Based on what we know so far, the Republican plan for Medicare would appear to be one part hypocrisy and one part con.

Republicans have spent much of the last two years attacking President Obama and the Democrats for cutting Medicare spending, as part of the Affordable Care Act. Now those same Republicans appear to be proposing cruder, deeper cuts that would, for all intents and purposes, destroy the program.

That's the hypocrisy. And the con? That would be the ability of Republicans to hold the allegiance of senior citizens. As Paul Krugman writes today, it looks like seniors who thought voting Republican would preserve Medicare got played for "suckers."

But did they really?

The Republicans may be calling for the end of Medicare as we know it. But the end wouldn't come for another ten years. From the sounds of things, everybody who is in Medicare now and everybody who would become eligible for it before 2021 could still enroll in the traditional, government-run program with the full guarantee of benefits. And they'd get to stay on the plan for the rest of their lives. Only people who are now less than 55 years old would be part of the less secure, privatized system.

And why would Republicans do that? Matt Yglesias has one theory:

part of the plan here is that Ryan is going to promise currently elderly people that they’ll get all their currently promised benefits plus that he’ll undue the Medicare cuts that were part of the Affordable Care Act. The idea here is that today’s old people--a very white group that’s also hostile to gay rights, and thus sort of predisposed to like conservative politicians--will also get to benefit from an extremely generous single-payer health care system. But younger people--a less white group that’s friendly to gay rights and thus predisposed to skepticism about conservative politicians--will get to pay the high taxes to finance old people’s generous single-payer health care system, but then we won’t get to benefit from it. This is in part in order to clear headroom in the budget so as to make gigantic tax cuts for rich people affordable.

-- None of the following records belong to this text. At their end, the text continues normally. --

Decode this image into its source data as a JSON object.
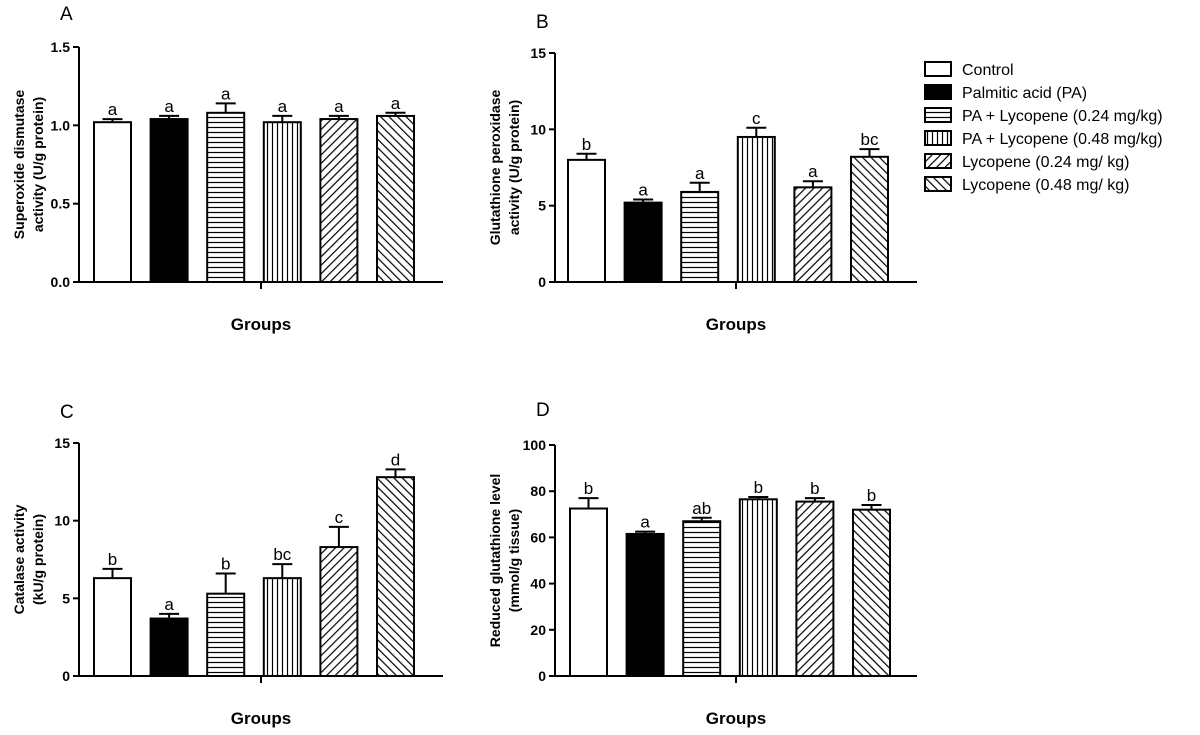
{
  "legend": {
    "items": [
      {
        "label": "Control",
        "pattern": "white"
      },
      {
        "label": "Palmitic acid (PA)",
        "pattern": "black"
      },
      {
        "label": "PA + Lycopene (0.24 mg/kg)",
        "pattern": "hlines"
      },
      {
        "label": "PA + Lycopene (0.48 mg/kg)",
        "pattern": "vlines"
      },
      {
        "label": "Lycopene (0.24 mg/ kg)",
        "pattern": "diag-up"
      },
      {
        "label": "Lycopene (0.48 mg/ kg)",
        "pattern": "diag-down"
      }
    ]
  },
  "chart_data": [
    {
      "panel": "A",
      "type": "bar",
      "xlabel": "Groups",
      "ylabel": [
        "Superoxide dismutase",
        "activity (U/g protein)"
      ],
      "ylim": [
        0,
        1.5
      ],
      "yticks": [
        0.0,
        0.5,
        1.0,
        1.5
      ],
      "ytick_labels": [
        "0.0",
        "0.5",
        "1.0",
        "1.5"
      ],
      "values": [
        1.02,
        1.04,
        1.08,
        1.02,
        1.04,
        1.06
      ],
      "errors": [
        0.02,
        0.02,
        0.06,
        0.04,
        0.02,
        0.02
      ],
      "letters": [
        "a",
        "a",
        "a",
        "a",
        "a",
        "a"
      ]
    },
    {
      "panel": "B",
      "type": "bar",
      "xlabel": "Groups",
      "ylabel": [
        "Glutathione peroxidase",
        "activity (U/g protein)"
      ],
      "ylim": [
        0,
        15
      ],
      "yticks": [
        0,
        5,
        10,
        15
      ],
      "ytick_labels": [
        "0",
        "5",
        "10",
        "15"
      ],
      "values": [
        8.0,
        5.2,
        5.9,
        9.5,
        6.2,
        8.2
      ],
      "errors": [
        0.4,
        0.2,
        0.6,
        0.6,
        0.4,
        0.5
      ],
      "letters": [
        "b",
        "a",
        "a",
        "c",
        "a",
        "bc"
      ]
    },
    {
      "panel": "C",
      "type": "bar",
      "xlabel": "Groups",
      "ylabel": [
        "Catalase activity",
        "(kU/g protein)"
      ],
      "ylim": [
        0,
        15
      ],
      "yticks": [
        0,
        5,
        10,
        15
      ],
      "ytick_labels": [
        "0",
        "5",
        "10",
        "15"
      ],
      "values": [
        6.3,
        3.7,
        5.3,
        6.3,
        8.3,
        12.8
      ],
      "errors": [
        0.6,
        0.3,
        1.3,
        0.9,
        1.3,
        0.5
      ],
      "letters": [
        "b",
        "a",
        "b",
        "bc",
        "c",
        "d"
      ]
    },
    {
      "panel": "D",
      "type": "bar",
      "xlabel": "Groups",
      "ylabel": [
        "Reduced glutathione level",
        "(mmol/g tissue)"
      ],
      "ylim": [
        0,
        100
      ],
      "yticks": [
        0,
        20,
        40,
        60,
        80,
        100
      ],
      "ytick_labels": [
        "0",
        "20",
        "40",
        "60",
        "80",
        "100"
      ],
      "values": [
        72.5,
        61.5,
        67.0,
        76.5,
        75.5,
        72.0
      ],
      "errors": [
        4.5,
        1.0,
        1.5,
        1.0,
        1.5,
        2.0
      ],
      "letters": [
        "b",
        "a",
        "ab",
        "b",
        "b",
        "b"
      ]
    }
  ]
}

To be fair, I think the primary impetus for delaying implementation for a decade was a slightly different political calculation: An assessment that taking away Medicare from seniors who have it now would, in fact, kill the plan politically. But Yglesias is right about the distributional effects of ending Medicare in the way that Republicans are likely to propose.

By the way, politics and motives aside, the Republican and Democratic approaches to reducing health care spending make for an interesting policy contrast. I'll talk about those in more detail soon.

Update: Philip Klein of the Washington Examiner offers a different, more sympathetic rationale for delaying implementation by a decade:

...it's also important to emphasize that the reason why many plans for reforming entitlements exempt those at or near retirement is that older Americans have built their lives around the existing system and don't have the opportunity to adjust to changes, whereas younger workers do. One of the things that Ryan has repeatedly argued is that the reason why we need to address these problems now is that the longer we wait, the harder it will become to protect current retirees from any changes.